Jail Suicide Attempt May Leave Guards Liable

     BOSTON (CN) – A jury may find that two jailers were deliberately indifferent to a detainee who tried to hang himself after making repeated suicide threats, the 1st Circuit ruled.
     The decision published Friday describes the chain of events in a light most favorable to the detainee, Matthew Lalli, who is suing Knox County, Maine, and various officials through his guardian, Cathy Penn.
     Lalli had been in Knox County Jail for a few days by the time of his Oct. 5, 2009, arraignment on charges of intoxication and assault in violation of the terms of his release.
     Correction officer Dane Winslow had put Lalli on welfare watch because he told the booking officer at intake that he “(1) lost two close friends to suicide, (2) attempted suicide himself two years prior, and (3) when asked whether he then felt like killing himself responded “not sure, feels that … life is over.”
     The welfare-watch designation meant that staff had to make separate log entries regarding the detainee’s condition when they made 15-minute checks of his cell.
     Winslow nevertheless had not put Lalli in the suicide-prevention cell that the jail had available, and Lalli wound up fashioning a noose out of the sheets and bedding in his more secluded cell.
     In the hours before he tried to kill himself on Oct. 5, Lalli repeatedly threatened his own life and cried in court when the judge denied him bail.
     Correction officer Angela Escorsio made some moves to have Lalli put in the suicide-prevention cell after his arraignment, but she allegedly did not take any precautions while the cell was prepared for him. Such precautions could have included taking away the bedding from Lalli’s cell or putting him in a suicide smock.
     An officer found Lalli’s hanging body during a welfare-watch check, but doctors in Bangor found that the suicide attempt had left him with an anoxic brain injury.
     A federal judge denied Winslow and Escorsio immunity from Penn’s deliberate indifference claims, and a three-member panel with the 1st Circuit affirmed last week.
     “In sum, defendants concede that clearly established law dictated they take some action to abate a known risk, whereas the district court found a jury could conclude defendants took effectively no action to abate a known risk,” Senior Judge Bobby Baldock, sitting on the panel by designation from the 10th Circuit, wrote for the court. “As such, on the purely legal question of qualified immunity here, we affirm.”
     The 22-page decision closes with a caveat.

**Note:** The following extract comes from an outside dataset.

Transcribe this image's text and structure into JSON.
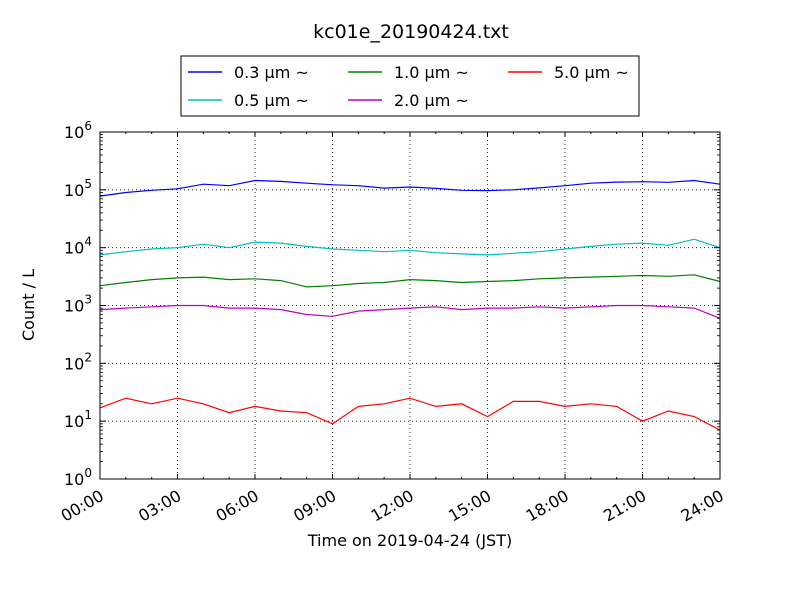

     “This opinion should not be construed as holding defendants are totally ineligible for qualified immunity,” Baldock wrote. “Depending on what defendants can prove at trial, they may indeed be entitled to raise qualified immunity as an affirmative defense. Rather, we simply hold that, on the clearly established law conceded by defendants themselves and the reasonable pro-plaintiff inferences drawn by the District Court below, defendants are not entitled to qualified immunity at the summary judgment phase.”